How long before one of them manifested as Divine?
“Sir?”
A direct communication. Azleena. How much time had passed? A storm now raged outside, though in here they were all safe. Mentok gave the girl his attention.
“What is it? Something detected?”
“No,” came the confused, somewhat hesitant reply, “The opposite. We’ve lost contact with a deep space satellite.”
“And? What of it? Heydrich has found and destroyed units in the past. Send a replacement.”
“But…” Alarm started creeping into the Bangladeshi girl’s voice. “It’s not just the one. We… we’ve lost contact with multiple. 58%. Every sensor on the sunward side.”
In his command centre, Mentok frowned. A coordinated attack? Is this what you have been doing, you Mudak pig? Finding all his deep-space scanners so he could destroy a host of them at once?
“Reroute geosynchronous satellites and set mid- and low- orbit sensors on alert. Prepare defences against bombardment.” His mind moved amongst the incoming data looking for signs of earthbound debris. If Heydrich had gone to the trouble of destroying all the long-range scanners, it stood to reason his next step would be simultaneous meteor strikes along the breached line. Less time to move, harder to guard against, but not impossible. The net would hold.
“Yes Grandmaster,” one of his subordinates confirmed; then a moment later, “No gravitational anomalies on scope.”
Mentok’s frown deepened. That didn’t make sense. Simultaneous, hyper-coordinated satellite attacks followed by a lag in missile strikes? Why work so hard to effect a one-two punch only to delay the decisive part?
“Review footage from the destroyed satellites,” he ordered. His mind raced ahead of his geniuses, diving headlong into the data. This one showed nothing. This one, nothing, only darkness, then static and fuzz. This one, also nothing. This one, facing half towards the sun…
Wait. No. What was that?
For an instant, Mentok’s breath caught in his throat.

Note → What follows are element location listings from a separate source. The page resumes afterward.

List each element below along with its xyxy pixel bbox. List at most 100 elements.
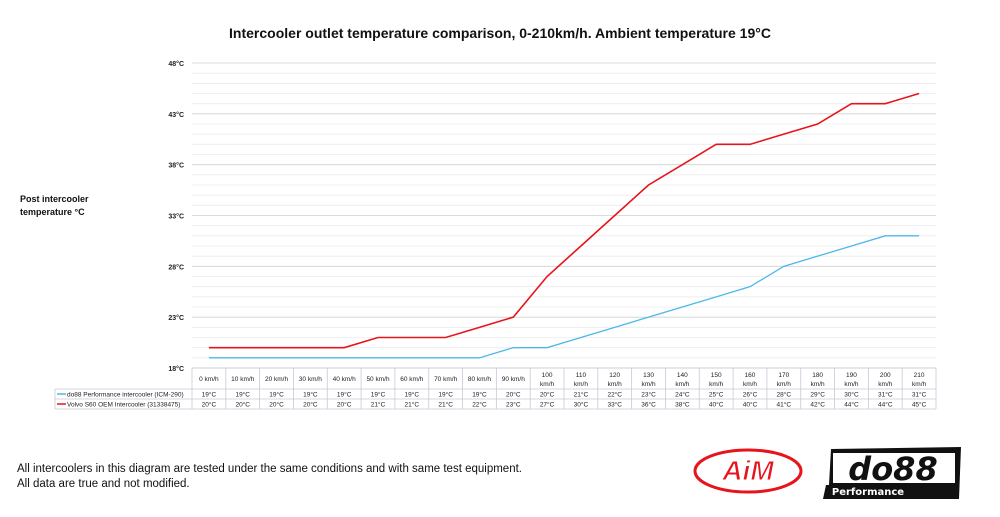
x-tick-label: 180 <box>812 372 823 379</box>
data-cell: 20°C <box>269 401 284 409</box>
do88-logo: do88 Performance <box>823 447 961 499</box>
y-tick-label: 18°C <box>168 365 184 373</box>
x-tick-label: 110 <box>576 372 587 379</box>
data-cell: 19°C <box>472 391 487 399</box>
data-cell: 19°C <box>235 391 250 399</box>
x-tick-label-unit: km/h <box>844 381 858 388</box>
data-cell: 31°C <box>878 391 893 399</box>
data-cell: 21°C <box>438 401 453 409</box>
data-cell: 19°C <box>303 391 318 399</box>
data-cell: 33°C <box>607 401 622 409</box>
data-cell: 20°C <box>202 401 217 409</box>
data-cell: 19°C <box>269 391 284 399</box>
x-tick-label-unit: km/h <box>574 381 588 388</box>
data-cell: 23°C <box>506 401 521 409</box>
data-cell: 40°C <box>743 401 758 409</box>
data-cell: 19°C <box>337 391 352 399</box>
legend-label: Volvo S60 OEM Intercooler (31338475) <box>67 402 180 409</box>
data-cell: 38°C <box>675 401 690 409</box>
data-cell: 31°C <box>912 391 927 399</box>
x-tick-label: 120 <box>609 372 620 379</box>
data-cell: 21°C <box>371 401 386 409</box>
data-cell: 44°C <box>878 401 893 409</box>
x-tick-label: 140 <box>677 372 688 379</box>
footnote-line-1: All intercoolers in this diagram are tes… <box>17 463 522 475</box>
x-tick-label: 0 km/h <box>199 376 219 383</box>
data-cell: 30°C <box>844 391 859 399</box>
data-cell: 28°C <box>777 391 792 399</box>
x-tick-label-unit: km/h <box>743 381 757 388</box>
chart-title: Intercooler outlet temperature compariso… <box>229 25 771 41</box>
x-tick-label: 30 km/h <box>299 376 323 383</box>
data-cell: 20°C <box>540 391 555 399</box>
y-axis-label: Post intercooler temperature °C <box>20 194 89 217</box>
x-tick-label-unit: km/h <box>709 381 723 388</box>
x-tick-label: 160 <box>745 372 756 379</box>
data-cell: 26°C <box>743 391 758 399</box>
x-tick-label: 20 km/h <box>265 376 289 383</box>
series-line-do88 <box>208 235 920 359</box>
data-cell: 19°C <box>371 391 386 399</box>
data-cell: 30°C <box>574 401 589 409</box>
x-tick-label: 130 <box>643 372 654 379</box>
x-tick-label-unit: km/h <box>912 381 926 388</box>
x-tick-label: 150 <box>711 372 722 379</box>
x-tick-label-unit: km/h <box>811 381 825 388</box>
data-cell: 24°C <box>675 391 690 399</box>
x-tick-label: 210 <box>914 372 925 379</box>
y-tick-label: 48°C <box>168 60 184 68</box>
data-cell: 20°C <box>303 401 318 409</box>
data-cell: 29°C <box>810 391 825 399</box>
x-tick-label-unit: km/h <box>878 381 892 388</box>
x-tick-label: 10 km/h <box>231 376 255 383</box>
data-cell: 41°C <box>777 401 792 409</box>
svg-text:do88: do88 <box>848 450 937 488</box>
x-tick-label-unit: km/h <box>777 381 791 388</box>
x-tick-label: 100 <box>542 372 553 379</box>
y-tick-label: 43°C <box>168 111 184 119</box>
x-tick-label: 170 <box>778 372 789 379</box>
data-cell: 44°C <box>844 401 859 409</box>
data-cell: 22°C <box>607 391 622 399</box>
legend-label: do88 Performance intercooler (ICM-290) <box>67 392 184 399</box>
x-tick-label: 80 km/h <box>468 376 492 383</box>
data-cell: 45°C <box>912 401 927 409</box>
footnote: All intercoolers in this diagram are tes… <box>17 462 522 492</box>
data-cell: 25°C <box>709 391 724 399</box>
x-tick-label: 190 <box>846 372 857 379</box>
svg-text:AiM: AiM <box>721 455 774 486</box>
data-cell: 20°C <box>506 391 521 399</box>
data-cell: 19°C <box>202 391 217 399</box>
data-cell: 40°C <box>709 401 724 409</box>
x-tick-label: 90 km/h <box>502 376 526 383</box>
data-cell: 20°C <box>337 401 352 409</box>
y-tick-label: 38°C <box>168 162 184 170</box>
data-cell: 23°C <box>641 391 656 399</box>
x-tick-label: 40 km/h <box>333 376 357 383</box>
svg-text:Performance: Performance <box>832 487 904 498</box>
x-tick-label: 50 km/h <box>366 376 390 383</box>
x-tick-label: 70 km/h <box>434 376 458 383</box>
x-tick-label: 60 km/h <box>400 376 424 383</box>
x-tick-label-unit: km/h <box>608 381 622 388</box>
y-tick-label: 33°C <box>168 213 184 221</box>
data-cell: 20°C <box>235 401 250 409</box>
aim-logo: AiM <box>693 448 803 494</box>
y-tick-label: 28°C <box>168 263 184 271</box>
data-cell: 21°C <box>405 401 420 409</box>
x-tick-label-unit: km/h <box>641 381 655 388</box>
footnote-line-2: All data are true and not modified. <box>17 478 190 490</box>
x-tick-label-unit: km/h <box>540 381 554 388</box>
data-cell: 19°C <box>405 391 420 399</box>
data-cell: 21°C <box>574 391 589 399</box>
y-tick-label: 23°C <box>168 314 184 322</box>
data-cell: 42°C <box>810 401 825 409</box>
data-cell: 19°C <box>438 391 453 399</box>
data-cell: 27°C <box>540 401 555 409</box>
x-tick-label-unit: km/h <box>675 381 689 388</box>
data-cell: 36°C <box>641 401 656 409</box>
data-cell: 22°C <box>472 401 487 409</box>
series-line-volvo-oem <box>208 92 920 349</box>
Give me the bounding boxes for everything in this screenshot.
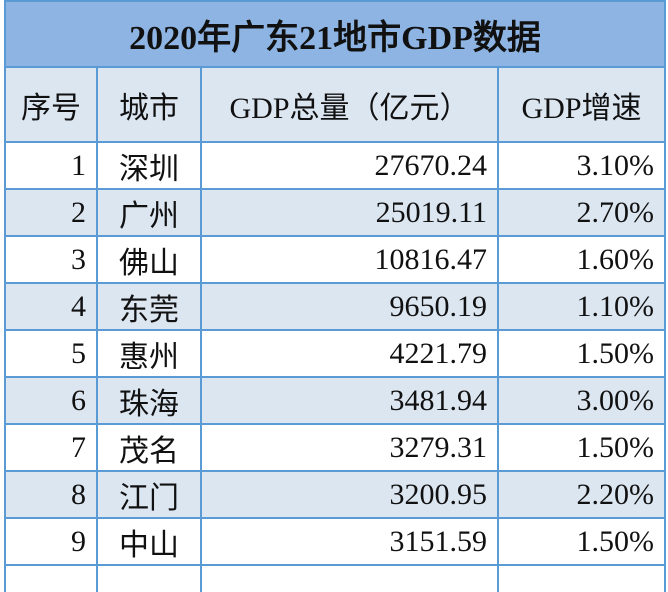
gdp-table: 2020年广东21地市GDP数据 序号 城市 GDP总量（亿元） GDP增速 1 深圳 27… [3,0,667,592]
header-cell: GDP总量（亿元） [200,66,499,143]
data-row [4,564,667,592]
cell: 3.00% [496,376,667,425]
cell: 2.70% [496,188,667,237]
cell: 3 [4,235,98,284]
cell: 1.60% [496,235,667,284]
cell: 3200.95 [200,470,499,519]
cell: 4221.79 [200,329,499,378]
cell: 25019.11 [200,188,499,237]
title-row: 2020年广东21地市GDP数据 [3,0,667,68]
cell: 江门 [96,470,202,519]
cell: 2 [4,188,98,237]
cell: 1 [4,141,98,190]
cell: 10816.47 [200,235,499,284]
data-row: 3 佛山 10816.47 1.60% [4,235,667,284]
header-cell: GDP增速 [496,66,667,143]
cell: 3151.59 [200,517,499,566]
cell: 惠州 [96,329,202,378]
data-row: 1 深圳 27670.24 3.10% [4,141,667,190]
data-row: 7 茂名 3279.31 1.50% [4,423,667,472]
cell: 4 [4,282,98,331]
data-row: 5 惠州 4221.79 1.50% [4,329,667,378]
cell: 佛山 [96,235,202,284]
cell: 3279.31 [200,423,499,472]
table-title: 2020年广东21地市GDP数据 [3,0,667,68]
cell: 6 [4,376,98,425]
cell: 9 [4,517,98,566]
cell: 3481.94 [200,376,499,425]
cell: 珠海 [96,376,202,425]
cell: 中山 [96,517,202,566]
data-row: 6 珠海 3481.94 3.00% [4,376,667,425]
header-row: 序号 城市 GDP总量（亿元） GDP增速 [4,66,667,143]
cell: 1.50% [496,423,667,472]
cell: 1.10% [496,282,667,331]
cell [200,564,499,592]
cell [4,564,98,592]
header-cell: 城市 [96,66,202,143]
data-row: 8 江门 3200.95 2.20% [4,470,667,519]
cell: 9650.19 [200,282,499,331]
header-cell: 序号 [4,66,98,143]
data-row: 9 中山 3151.59 1.50% [4,517,667,566]
cell: 7 [4,423,98,472]
cell: 深圳 [96,141,202,190]
cell: 茂名 [96,423,202,472]
cell: 1.50% [496,517,667,566]
data-row: 4 东莞 9650.19 1.10% [4,282,667,331]
cell: 东莞 [96,282,202,331]
cell: 5 [4,329,98,378]
table-body: 2020年广东21地市GDP数据 序号 城市 GDP总量（亿元） GDP增速 1 深圳 27… [3,0,667,592]
cell: 3.10% [496,141,667,190]
cell [96,564,202,592]
cell: 1.50% [496,329,667,378]
cell: 广州 [96,188,202,237]
data-row: 2 广州 25019.11 2.70% [4,188,667,237]
cell [496,564,667,592]
cell: 2.20% [496,470,667,519]
cell: 27670.24 [200,141,499,190]
cell: 8 [4,470,98,519]
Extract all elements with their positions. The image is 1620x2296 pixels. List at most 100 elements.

“Recalibrate mid-orbit satellites!” he bellowed, already racing, already turning, already spreading the mental command – sending his empire running, flying in panic downwards, taking cover, seeking land. “Abandon stations! Take shelter!”
Alarm raced across the neural network. “Sir, mid-orbit satellites are ready for configuration,” stammered one subordinate, “But there’s nothing in Earth-space range, we-”
“Not in, out!” shouted Mentok, “Out, out towards the sun!”
“Sir!” came Azleena, “There’s something on the geo-sync sensors, we’re getting static-”
And then like a poison washing through his mind, half the high-Earth-orbit satellites went out. Gone. Silent. A wave of darkness washing cold across his sight.
The scanners closer to Earth turned, their lenses readjusting. Some had even been designed for this, originally, for watching the cosmos, before he had commandeered them to guard Earth. Before he had left the galaxy unobserved. Now, turned or returned to astronomical purpose, they picked up on it. It was impossible to miss.
A coronal discharge. A titanic sunspot. A flaring instability across the surface of the sun, a nuclear chain reaction bigger than the Earth. Launching the greatest solar flare in human history.
For a moment, time seemed to stop. Mentok’s myriad connections drifted, and for the briefest, barest instant he was completely, utterly alone.
“No,” he whispered; and then he roared.
“NO!”
*****
The Earth stood helplessly aware.
Silent and alone, a blue-green marble floating in the black. Across its surface teemed humanity, in their silent, sleepless union; stripped of all freedom or conflict, of personality or life. From out here, from far enough away, the Mindtaker’s machinations faded into irrelevance. Watched from afar, there was no way to tell the Earth was not peaceful.
A silent sphere swimming through an ocean of stars.
To the people who called it home, it was their everything. They could not look beyond it, enslaved as they were in ceaseless servitude to the empire – stripped of neighbours, of nations, of needs, of enemies, of families, of dreams. Every fragment of their new existence had been focused on protecting the world beneath their feet, and so their eyes had never been turned to stare beyond its borders. Until now.
Helpless, their single mind looked up as it drew close.
The date by human time was July 6th, 2003.
And a wave of burning light was billowing towards the Earth.